The lines and the parachute are fully protected until full deployment is achieved. And the parachute is attached to the end of the tube when inflated. Moreover, on deployment, the tube become highly rigid that does not bend at all.
Remember - a minimum deployable attitude is a prerequisite for the safety system to work properly.
Indemnis Parachute has introduced safety system for the Inspire models right now. Plans to introduce safety systems for the Matrice series are in the pipeline. Safety systems for the Inspire series are expected to cost around $2,500.
Australia-based ParaZero is another company offering drone safety solutions. ParaZero parachutes are a plug and play solution that can be mounted on the top of a drone in just 10 minutes. Like the Nexus, ParaZero is a completely autonomous and ballistic solution that is deployed automatically on failure.

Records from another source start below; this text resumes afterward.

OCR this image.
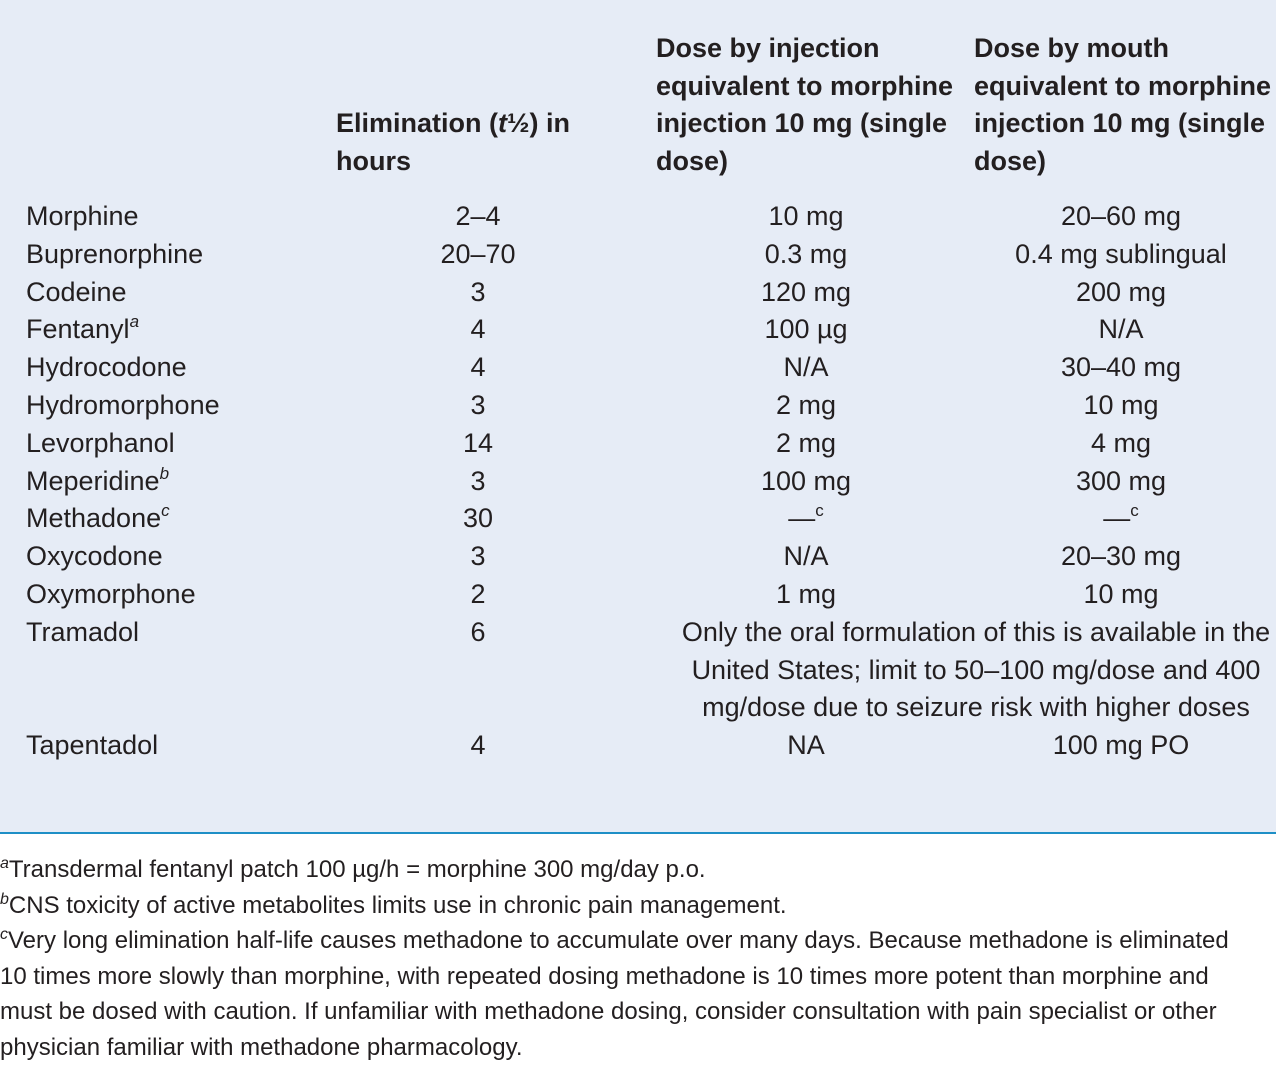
	Elimination (t½) in hours	Dose by injection equivalent to morphine injection 10 mg (single dose)	Dose by mouth equivalent to morphine injection 10 mg (single dose)
Morphine	2–4	10 mg	20–60 mg
Buprenorphine	20–70	0.3 mg	0.4 mg sublingual
Codeine	3	120 mg	200 mg
Fentanyl$^a$	4	100 µg	N/A
Hydrocodone	4	N/A	30–40 mg
Hydromorphone	3	2 mg	10 mg
Levorphanol	14	2 mg	4 mg
Meperidine$^b$	3	100 mg	300 mg
Methadone$^c$	30	—$^c$	—$^c$
Oxycodone	3	N/A	20–30 mg
Oxymorphone	2	1 mg	10 mg
Tramadol	6	Only the oral formulation of this is available in the United States; limit to 50–100 mg/dose and 400 mg/dose due to seizure risk with higher doses	
Tapentadol	4	NA	100 mg PO

$^a$Transdermal fentanyl patch 100 µg/h = morphine 300 mg/day p.o.

$^b$CNS toxicity of active metabolites limits use in chronic pain management.

$^c$Very long elimination half-life causes methadone to accumulate over many days. Because methadone is eliminated 10 times more slowly than morphine, with repeated dosing methadone is 10 times more potent than morphine and must be dosed with caution. If unfamiliar with methadone dosing, consider consultation with pain specialist or other physician familiar with methadone pharmacology.
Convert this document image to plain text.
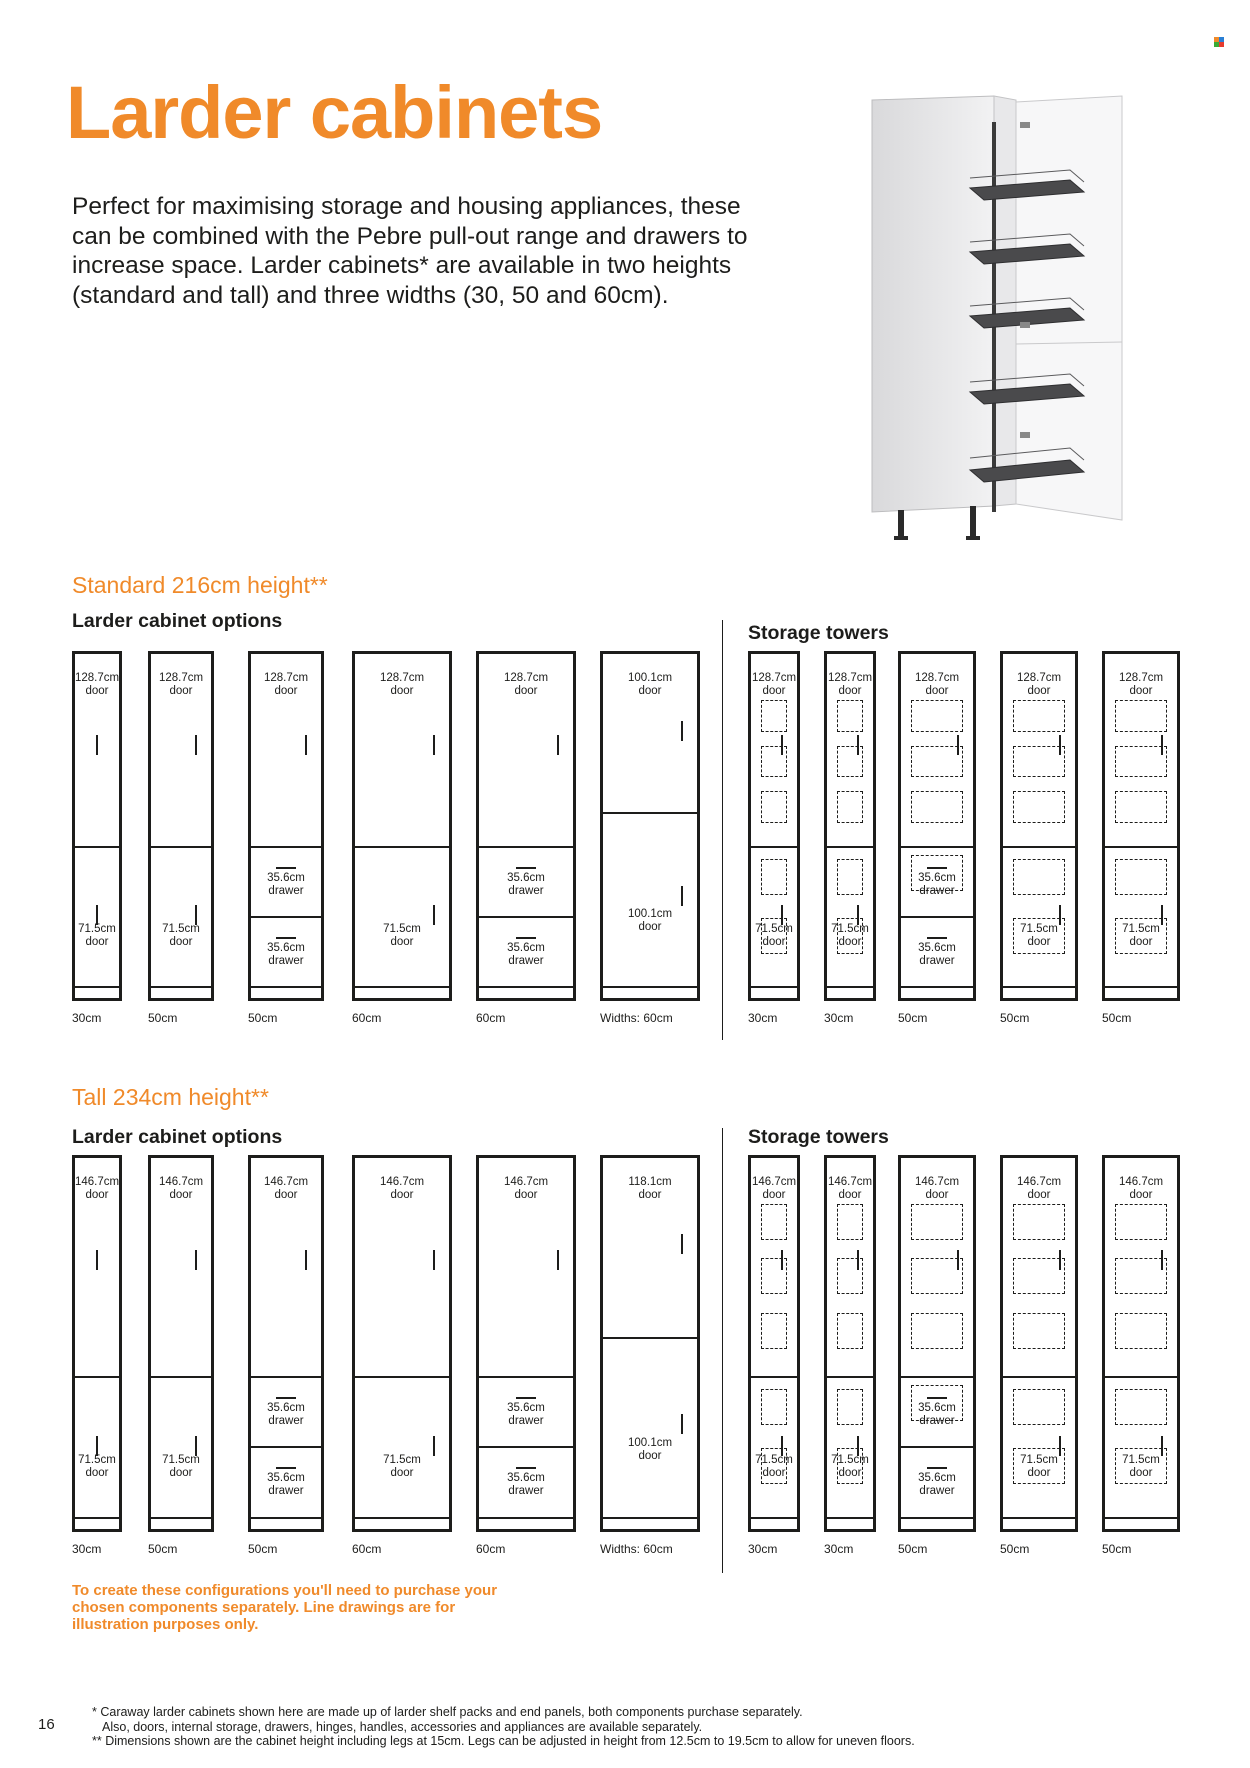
Larder cabinets

Perfect for maximising storage and housing appliances, these can be combined with the Pebre pull-out range and drawers to increase space. Larder cabinets* are available in two heights (standard and tall) and three widths (30, 50 and 60cm).

Standard 216cm height**

Larder cabinet options

Storage towers

Tall 234cm height**

Larder cabinet options	Storage towers

128.7cm
door
71.5cm
door
30cm
128.7cm
door
71.5cm
door
50cm
128.7cm
door
35.6cm
drawer
35.6cm
drawer
50cm
128.7cm
door
71.5cm
door
60cm
128.7cm
door
35.6cm
drawer
35.6cm
drawer
60cm
100.1cm
door
100.1cm
door
Widths: 60cm
128.7cm
door
71.5cm
door
30cm
128.7cm
door
71.5cm
door
30cm
128.7cm
door
35.6cm
drawer
35.6cm
drawer
50cm
128.7cm
door
71.5cm
door
50cm
128.7cm
door
71.5cm
door
50cm
146.7cm
door
71.5cm
door
30cm
146.7cm
door
71.5cm
door
50cm
146.7cm
door
35.6cm
drawer
35.6cm
drawer
50cm
146.7cm
door
71.5cm
door
60cm
146.7cm
door
35.6cm
drawer
35.6cm
drawer
60cm
118.1cm
door
100.1cm
door
Widths: 60cm
146.7cm
door
71.5cm
door
30cm
146.7cm
door
71.5cm
door
30cm
146.7cm
door
35.6cm
drawer
35.6cm
drawer
50cm
146.7cm
door
71.5cm
door
50cm
146.7cm
door
71.5cm
door
50cm

To create these configurations you'll need to purchase your chosen components separately. Line drawings are for illustration purposes only.

16
* Caraway larder cabinets shown here are made up of larder shelf packs and end panels, both components purchase separately.
Also, doors, internal storage, drawers, hinges, handles, accessories and appliances are available separately.
** Dimensions shown are the cabinet height including legs at 15cm. Legs can be adjusted in height from 12.5cm to 19.5cm to allow for uneven floors.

In our past blog, “A Look at the Latest Drone Patents – Futuristic Drone Technologies That Might Become Mainstream Shortly” we talked about a patent filed by Amazon for an Airlift Protection Package (APP) airbag that encompasses the drone to reduce the effect of a crash landing. This solution is particularly apt for drone deliveries as payload restrictions will inhibit delivery providers from using traditional packing material like Styrofoam or inflated packing pillows.
Apart from these solutions, FAA’s NPRM also points out the need for manufacturers to build in greater system redundancy to prevent single-point of failures. So, maybe we might see drones in future equipped with backup power sources to meet FAA’s safety criteria.